There's no doubt that Nintendo stole the show at last week's E3 with its new 6.2-inch touchscreen Wii U controller. Without providing much on the actual Wii U console itself, gamers have been left in the dark as to how powerful it is. A new report says the Wii U is 50 percent more powerful than a PS3/Xbox 360.
According to Sterne Agee analyst Arvind Bhatia who claims certain developers he's spoken to say Nintendo's new console is one beefy monster, there's not much on the side of official confirmation.
"Some of the developers we spoke to indicated to us that the console will have 50 percent more processing power compared to the PlayStation 3 or Xbox 360. This is yet to be confirmed by Nintendo."
Logically speaking, the demo reel that Nintendo showed off at E3 does hint at PS3/Xbox 360 performance in terms of graphics (Nintendo president Reggie Fils-Aimes admit to using PS3/Xbox 360 footage), but would a 50 percent performance boost actually mean anything?
Let's just say the difference will be negligible. In terms of evolution, it only makes sense that the Wii U will be slightly more powerful than the PS3 and Xbox 360 consoles that were released in 2005 and 2006 respectively. Five to six years of CPU/GPU improvements leaves a whole lot of room for Nintendo to outspec its rivals.
In addition, we also know that the Wii U will accept proprietary optical discs with up to 25GB of storage (most likely based on Blu-Ray) and its CPU is supposedly based off IBM's Watson supercomputer. On these two specs alone, we'd expect the Wii U to at least match the PS3 in capabilities when it's released. Can a PS3 churn out IBM Watson-like computations?

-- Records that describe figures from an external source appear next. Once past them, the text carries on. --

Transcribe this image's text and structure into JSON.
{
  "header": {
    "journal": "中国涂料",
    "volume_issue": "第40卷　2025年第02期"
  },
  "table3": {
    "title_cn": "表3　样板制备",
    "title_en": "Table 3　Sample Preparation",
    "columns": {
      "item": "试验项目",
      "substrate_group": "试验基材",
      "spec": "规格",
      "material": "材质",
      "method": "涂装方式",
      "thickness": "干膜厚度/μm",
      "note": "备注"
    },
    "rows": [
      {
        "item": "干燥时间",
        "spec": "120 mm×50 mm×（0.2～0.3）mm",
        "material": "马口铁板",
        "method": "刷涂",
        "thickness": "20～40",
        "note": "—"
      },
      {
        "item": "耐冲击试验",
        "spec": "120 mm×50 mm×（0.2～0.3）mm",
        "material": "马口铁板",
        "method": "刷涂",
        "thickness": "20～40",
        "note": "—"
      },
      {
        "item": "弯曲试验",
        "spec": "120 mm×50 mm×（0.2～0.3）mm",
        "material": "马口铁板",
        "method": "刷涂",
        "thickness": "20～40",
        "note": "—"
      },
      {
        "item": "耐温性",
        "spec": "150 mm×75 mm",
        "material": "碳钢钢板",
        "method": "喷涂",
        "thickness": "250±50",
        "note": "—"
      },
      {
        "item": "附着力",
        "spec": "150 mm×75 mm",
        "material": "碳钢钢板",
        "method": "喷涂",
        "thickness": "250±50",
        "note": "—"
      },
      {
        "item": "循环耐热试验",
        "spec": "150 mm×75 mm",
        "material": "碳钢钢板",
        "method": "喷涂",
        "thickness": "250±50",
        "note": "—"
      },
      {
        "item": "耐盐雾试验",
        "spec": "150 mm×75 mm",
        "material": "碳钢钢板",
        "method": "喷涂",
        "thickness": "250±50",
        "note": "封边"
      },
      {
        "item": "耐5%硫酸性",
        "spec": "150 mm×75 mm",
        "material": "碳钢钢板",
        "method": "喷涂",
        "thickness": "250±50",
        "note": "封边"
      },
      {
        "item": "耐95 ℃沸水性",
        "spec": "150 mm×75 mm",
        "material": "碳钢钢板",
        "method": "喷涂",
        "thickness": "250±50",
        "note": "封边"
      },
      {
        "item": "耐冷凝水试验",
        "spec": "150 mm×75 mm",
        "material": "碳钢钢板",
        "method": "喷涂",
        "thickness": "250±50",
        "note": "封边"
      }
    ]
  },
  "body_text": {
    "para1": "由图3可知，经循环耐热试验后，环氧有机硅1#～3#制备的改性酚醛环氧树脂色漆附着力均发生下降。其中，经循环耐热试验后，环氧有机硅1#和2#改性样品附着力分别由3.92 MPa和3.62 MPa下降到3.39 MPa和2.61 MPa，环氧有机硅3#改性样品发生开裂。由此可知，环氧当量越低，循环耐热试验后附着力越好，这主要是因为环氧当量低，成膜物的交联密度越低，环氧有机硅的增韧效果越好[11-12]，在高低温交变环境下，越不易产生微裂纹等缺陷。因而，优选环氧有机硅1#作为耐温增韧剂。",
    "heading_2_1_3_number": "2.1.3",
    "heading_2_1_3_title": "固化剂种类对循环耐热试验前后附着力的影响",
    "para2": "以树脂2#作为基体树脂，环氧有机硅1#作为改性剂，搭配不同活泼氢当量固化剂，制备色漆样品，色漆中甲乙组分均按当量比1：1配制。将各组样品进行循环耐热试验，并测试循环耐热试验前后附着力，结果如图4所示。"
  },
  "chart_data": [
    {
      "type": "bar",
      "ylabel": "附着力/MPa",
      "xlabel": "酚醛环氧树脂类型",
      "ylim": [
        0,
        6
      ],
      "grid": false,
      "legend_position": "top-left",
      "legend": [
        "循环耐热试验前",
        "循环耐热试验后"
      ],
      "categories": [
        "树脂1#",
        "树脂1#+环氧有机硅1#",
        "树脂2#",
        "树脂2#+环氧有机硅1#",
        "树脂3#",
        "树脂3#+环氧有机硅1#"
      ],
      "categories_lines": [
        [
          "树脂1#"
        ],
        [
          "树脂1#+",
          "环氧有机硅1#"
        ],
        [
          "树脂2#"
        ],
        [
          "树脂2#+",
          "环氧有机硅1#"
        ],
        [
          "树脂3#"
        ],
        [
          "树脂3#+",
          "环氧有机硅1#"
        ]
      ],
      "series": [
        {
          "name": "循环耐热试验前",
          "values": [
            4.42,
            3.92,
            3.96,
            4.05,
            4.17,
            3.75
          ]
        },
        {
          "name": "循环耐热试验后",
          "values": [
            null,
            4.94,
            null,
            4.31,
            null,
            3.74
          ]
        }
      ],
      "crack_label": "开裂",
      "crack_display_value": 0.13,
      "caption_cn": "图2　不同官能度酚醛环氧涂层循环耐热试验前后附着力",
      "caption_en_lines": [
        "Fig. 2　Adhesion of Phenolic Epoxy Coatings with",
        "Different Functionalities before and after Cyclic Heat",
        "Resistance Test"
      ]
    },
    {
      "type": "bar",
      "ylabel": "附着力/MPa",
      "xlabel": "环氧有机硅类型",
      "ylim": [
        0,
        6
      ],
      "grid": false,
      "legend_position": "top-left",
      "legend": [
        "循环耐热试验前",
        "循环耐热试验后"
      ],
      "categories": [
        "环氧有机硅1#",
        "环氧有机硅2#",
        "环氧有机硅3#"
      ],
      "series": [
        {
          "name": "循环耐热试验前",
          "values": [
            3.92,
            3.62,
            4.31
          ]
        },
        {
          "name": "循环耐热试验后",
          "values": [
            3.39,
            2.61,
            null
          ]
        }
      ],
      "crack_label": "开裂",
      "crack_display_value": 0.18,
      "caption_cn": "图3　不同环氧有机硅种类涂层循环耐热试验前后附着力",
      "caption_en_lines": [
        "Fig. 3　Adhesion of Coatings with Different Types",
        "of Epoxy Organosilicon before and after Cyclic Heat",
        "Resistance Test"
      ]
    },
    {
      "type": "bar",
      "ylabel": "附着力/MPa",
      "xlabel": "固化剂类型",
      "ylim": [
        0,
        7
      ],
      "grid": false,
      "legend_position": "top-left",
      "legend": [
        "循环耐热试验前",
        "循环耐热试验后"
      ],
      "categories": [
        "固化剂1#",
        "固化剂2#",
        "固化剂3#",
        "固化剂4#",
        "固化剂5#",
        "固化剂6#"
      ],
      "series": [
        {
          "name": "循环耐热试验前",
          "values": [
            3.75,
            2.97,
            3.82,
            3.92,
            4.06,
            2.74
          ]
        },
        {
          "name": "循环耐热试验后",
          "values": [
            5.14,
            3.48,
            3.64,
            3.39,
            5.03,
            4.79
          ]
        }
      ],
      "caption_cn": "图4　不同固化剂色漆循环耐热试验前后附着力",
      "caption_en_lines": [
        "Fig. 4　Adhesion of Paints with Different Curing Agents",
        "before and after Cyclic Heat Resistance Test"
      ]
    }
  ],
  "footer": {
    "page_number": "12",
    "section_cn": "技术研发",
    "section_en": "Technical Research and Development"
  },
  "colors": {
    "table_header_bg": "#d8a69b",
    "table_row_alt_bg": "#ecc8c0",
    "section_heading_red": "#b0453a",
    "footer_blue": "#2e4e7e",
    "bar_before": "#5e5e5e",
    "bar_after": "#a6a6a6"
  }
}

Of course, until the Wii U actually ships, Nintendo confirms, somebody takes it apart or developers actually show games with more detail, more polygons, more whatever to prove the Wii U is 50 percent more powerful, Bhatia's and anybody else's claim is pure fodder. Besides, if the Wii U's streaming functions between the TV and controller with no noticeable lag (seriously, we tried this thing out!) isn't an indication that the hardware is going to be more than capable, then what is?